# Swing bike



## drglinski (May 9, 2022)

I always wanted to try a swing bike but never found one and didn't want to really spend the $$ on one just to find out I didn't like it...rewind to the monroe swap last weekend.  My brothers buddy showed up with this hack job he put together- two ladies Schwinn collegiate frames- took me about 10 seconds to learn how to ride it but boy is it a blast.

My other brother hates it and says it's a clown bike so I put the horn on it.  Works good at startling stupid motorists too- I used it today on a lady that cut me off.  It got a schwinn approved rear rack that I had that I didn't have any other bikes to put it on.  I'll see if I like it and want to keep it.  As for any other mods; I don't really care to do much else to it.  I'll bee bop around on it every now and then for fun.  The frame isn't long enough to throw your leg over the top tube and ride side saddle though.


----------



## GTs58 (May 9, 2022)

funkadelic man!  😜


----------



## sccruiser (May 9, 2022)

That bike is way cool. Run a banana seat and sit back in it and I bet you could swing the leg over.
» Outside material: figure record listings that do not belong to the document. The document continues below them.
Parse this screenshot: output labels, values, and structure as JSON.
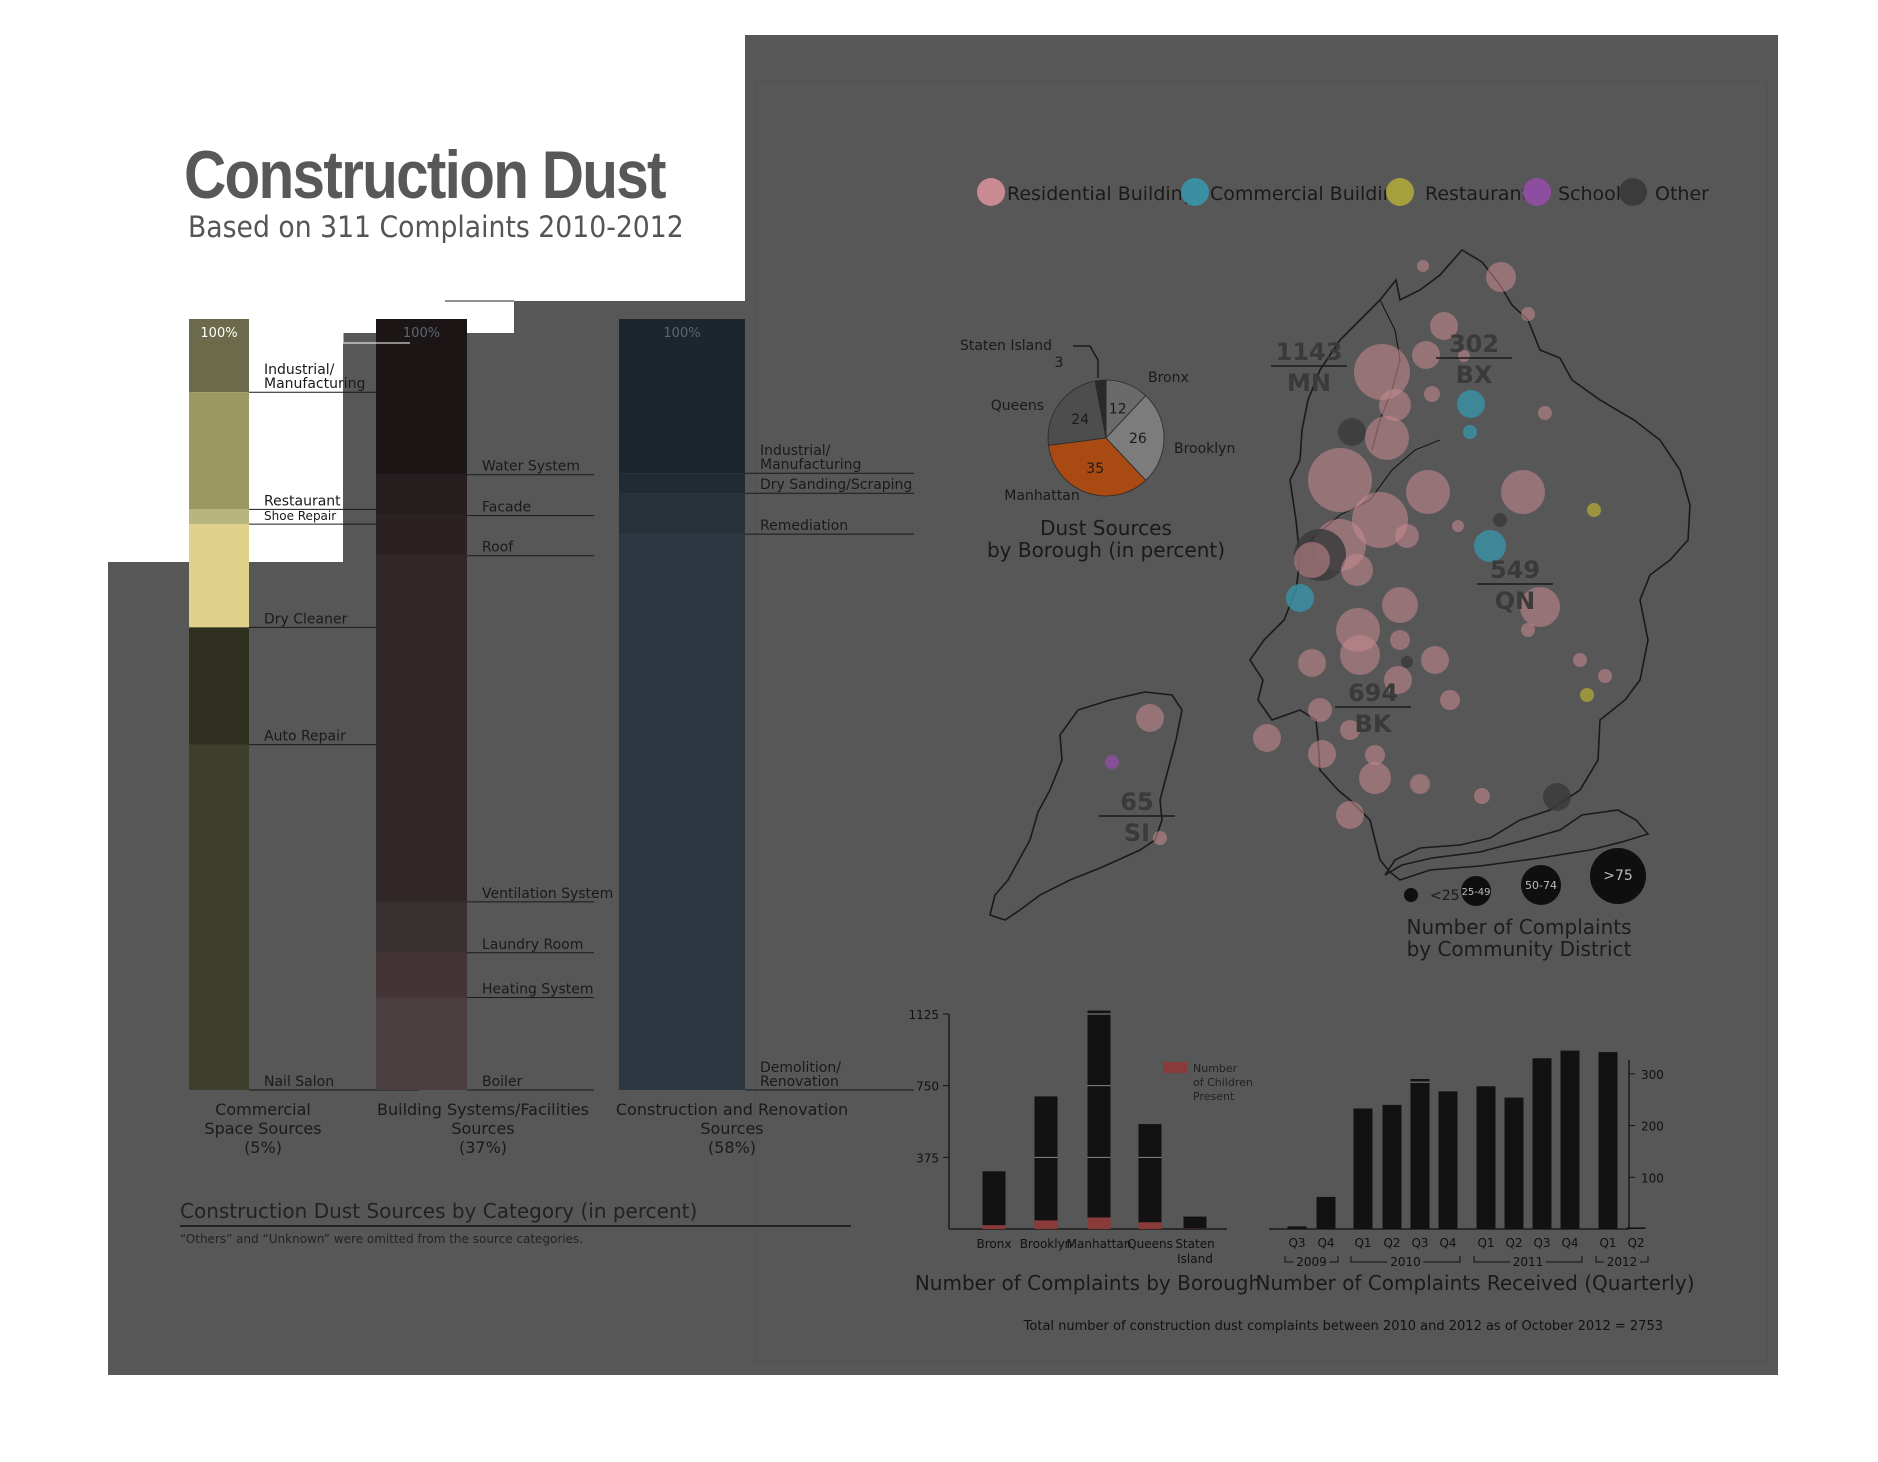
{
  "header": {
    "title": "Construction Dust",
    "subtitle": "Based on 311 Complaints 2010-2012"
  },
  "colors": {
    "background": "#ffffff",
    "panel": "#575757",
    "commercial": "#3c3c2f",
    "building": "#312729",
    "construction": "#2d3741",
    "residential": "#c98a91",
    "commercial_building": "#3a8fa3",
    "restaurant": "#a69f3b",
    "school": "#8d4ea0",
    "other": "#3b3b3b",
    "manhattan": "#a84a12",
    "children": "#8a3a38"
  },
  "legend": [
    {
      "label": "Residential Building",
      "color": "#c98a91"
    },
    {
      "label": "Commercial Building",
      "color": "#3a8fa3"
    },
    {
      "label": "Restaurant",
      "color": "#a69f3b"
    },
    {
      "label": "School",
      "color": "#8d4ea0"
    },
    {
      "label": "Other",
      "color": "#3b3b3b"
    }
  ],
  "map": {
    "borough_labels": [
      {
        "value": "1143",
        "name": "MN"
      },
      {
        "value": "302",
        "name": "BX"
      },
      {
        "value": "549",
        "name": "QN"
      },
      {
        "value": "694",
        "name": "BK"
      },
      {
        "value": "65",
        "name": "SI"
      }
    ],
    "size_legend": [
      "<25",
      "25-49",
      "50-74",
      ">75"
    ],
    "size_title_1": "Number of Complaints",
    "size_title_2": "by Community District"
  },
  "category_footer": {
    "heading": "Construction Dust Sources by Category (in percent)",
    "note": "“Others” and “Unknown” were omitted from the source categories.",
    "total_note": "Total number of construction dust complaints between 2010 and 2012 as of October 2012 = 2753"
  },
  "chart_data": [
    {
      "type": "bar",
      "stacked": true,
      "title": "Construction Dust Sources by Category (in percent)",
      "columns": [
        {
          "top_label": "100%",
          "name_lines": [
            "Commercial",
            "Space Sources",
            "(5%)"
          ],
          "segments": [
            {
              "label": "Industrial/ Manufacturing",
              "value": 9.5,
              "color": "#6b6a4a"
            },
            {
              "label": "Restaurant",
              "value": 15.2,
              "color": "#9b9862"
            },
            {
              "label": "Shoe Repair",
              "value": 1.9,
              "color": "#b8b67e"
            },
            {
              "label": "Dry Cleaner",
              "value": 13.4,
              "color": "#dfd08a"
            },
            {
              "label": "Auto Repair",
              "value": 15.2,
              "color": "#2f2f1f"
            },
            {
              "label": "Nail Salon",
              "value": 44.8,
              "color": "#3d3e2b"
            }
          ]
        },
        {
          "top_label": "100%",
          "name_lines": [
            "Building Systems/Facilities",
            "Sources",
            "(37%)"
          ],
          "segments": [
            {
              "label": "Water System",
              "value": 20.2,
              "color": "#1b1516"
            },
            {
              "label": "Facade",
              "value": 5.3,
              "color": "#261d1e"
            },
            {
              "label": "Roof",
              "value": 5.2,
              "color": "#2b2123"
            },
            {
              "label": "Ventilation System",
              "value": 44.9,
              "color": "#312729"
            },
            {
              "label": "Laundry Room",
              "value": 6.6,
              "color": "#393031"
            },
            {
              "label": "Heating System",
              "value": 5.8,
              "color": "#433536"
            },
            {
              "label": "Boiler",
              "value": 12.0,
              "color": "#4b3e40"
            }
          ]
        },
        {
          "top_label": "100%",
          "name_lines": [
            "Construction and Renovation",
            "Sources",
            "(58%)"
          ],
          "segments": [
            {
              "label": "Industrial/ Manufacturing",
              "value": 20.0,
              "color": "#1d262d"
            },
            {
              "label": "Dry Sanding/Scraping",
              "value": 2.6,
              "color": "#212b33"
            },
            {
              "label": "Remediation",
              "value": 5.3,
              "color": "#26313a"
            },
            {
              "label": "Demolition/ Renovation",
              "value": 72.1,
              "color": "#2d3741"
            }
          ]
        }
      ]
    },
    {
      "type": "pie",
      "title_lines": [
        "Dust Sources",
        "by Borough (in percent)"
      ],
      "slices": [
        {
          "label": "Bronx",
          "value": 12,
          "color": "#6a6a6a"
        },
        {
          "label": "Brooklyn",
          "value": 26,
          "color": "#7c7c7c"
        },
        {
          "label": "Manhattan",
          "value": 35,
          "color": "#a84a12"
        },
        {
          "label": "Queens",
          "value": 24,
          "color": "#4d4d4d"
        },
        {
          "label": "Staten Island",
          "value": 3,
          "color": "#2a2a2a"
        }
      ]
    },
    {
      "type": "bar",
      "stacked": true,
      "title": "Number of Complaints by Borough",
      "yticks": [
        375,
        750,
        1125
      ],
      "ylim": [
        0,
        1125
      ],
      "legend_lines": [
        "Number",
        "of Children",
        "Present"
      ],
      "categories": [
        "Bronx",
        "Brooklyn",
        "Manhattan",
        "Queens",
        "Staten Island"
      ],
      "category_lines": [
        [
          "Bronx"
        ],
        [
          "Brooklyn"
        ],
        [
          "Manhattan"
        ],
        [
          "Queens"
        ],
        [
          "Staten",
          "Island"
        ]
      ],
      "series": [
        {
          "name": "Number of Children Present",
          "values": [
            20,
            45,
            60,
            35,
            2
          ]
        },
        {
          "name": "Total",
          "values": [
            302,
            694,
            1143,
            549,
            65
          ]
        }
      ]
    },
    {
      "type": "bar",
      "title": "Number of Complaints Received (Quarterly)",
      "yticks": [
        100,
        200,
        300
      ],
      "ylim": [
        0,
        350
      ],
      "quarters": [
        "Q3",
        "Q4",
        "Q1",
        "Q2",
        "Q3",
        "Q4",
        "Q1",
        "Q2",
        "Q3",
        "Q4",
        "Q1",
        "Q2"
      ],
      "years": [
        {
          "label": "2009",
          "from": 0,
          "to": 1
        },
        {
          "label": "2010",
          "from": 2,
          "to": 5
        },
        {
          "label": "2011",
          "from": 6,
          "to": 9
        },
        {
          "label": "2012",
          "from": 10,
          "to": 11
        }
      ],
      "values": [
        5,
        62,
        233,
        240,
        290,
        266,
        276,
        254,
        330,
        345,
        342,
        3
      ]
    }
  ]
}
Took me awhile  to figure it out on my old swing bike.  Swing on!


----------



## Goldenrod (May 10, 2022)

Try putting ape bars on it for an easier ride (more leverage).  Note how the girls Schwinn was re-configured.  The 911 can be changed by cutting cable ties.  The blue bike is an off-set axel clown bike.  This bike was made fy fireman who made them for a kids parade.  Note the (blue bike) pinwheels made from a hardware store spring.  The blue bike has a one to one crank and rear gear for torque and no high speed that is not needed.


----------



## Goldenrod (May 10, 2022)

drglinski said:


> I always wanted to try a swing bike but never found one and didn't want to really spend the $$ on one just to find out I didn't like it...rewind to the monroe swap last weekend.  My brothers buddy showed up with this hack job he put together- two ladies Schwinn collegiate frames- took me about 10 seconds to learn how to ride it but boy is it a blast.
> 
> My other brother hates it and says it's a clown bike so I put the horn on it.  Works good at startling stupid motorists too- I used it today on a lady that cut me off.  It got a schwinn approved rear rack that I had that I didn't have any other bikes to put it on.  I'll see if I like it and want to keep it.  As for any other mods; I don't really care to do much else to it.  I'll bee bop around on it every now and then for fun.  The frame isn't long enough to throw your leg over the top tube and ride side saddle though. View attachment 1623798
> 
> View attachment 1623799



Up the insurance and add a helmet.  It isn't as dangerous as it looks.  In a parade I ride my "Call 911" like it is just under control.  Steam punk has been converted to Cheshire Cat.  The skate bike takes wide turns but is stable.  Note: small sprocket for torque.  It now has a plastic carrot with the whip.


----------



## sccruiser (May 10, 2022)

Love it. !


Goldenrod said:


> Try putting ape bars on it for an easier ride (more leverage).  Note how the girls Schwinn was re-configured.  The 911 can be changed by cutting cable ties.  The blue bike is an off-set axel clown bike.  This bike was made fy fireman who made them for a kids parade.  Note the (blue bike) pinwheels made from a hardware store spring.  The blue bike has a one to one crank and rear gear for torque and no high speed that is not needed.View attachment 1623914
> View attachment 1623916
> 
> View attachment 1623918
> ...



Love it!


----------



## drglinski (May 11, 2022)

Goldenrod said:


> Try putting ape bars on it for an easier ride (more leverage).  Note how the girls Schwinn was re-configured.  The 911 can be changed by cutting cable ties.  The blue bike is an off-set axel clown bike.  This bike was made fy fireman who made them for a kids parade.  Note the (blue bike) pinwheels made from a hardware store spring.  The blue bike has a one to one crank and rear gear for torque and no high speed that is not needed.View attachment 1623914
> View attachment 1623916
> 
> View attachment 1623918
> ...



Yeah, no thanks.....no offense but I hate ape hangers.


----------



## Dra (May 24, 2022)

What a artistic view on 2 or so wheels my daddy always said if it has wheels it can be motorized don’t listen to him lol


----------



## Rivnut (May 28, 2022)

I watched a YouTube video earlier about swing bikes and noticed that the bikes in the video had two large springs parallel to each other that would center the rear swing with the frame until you caused it to swing.


----------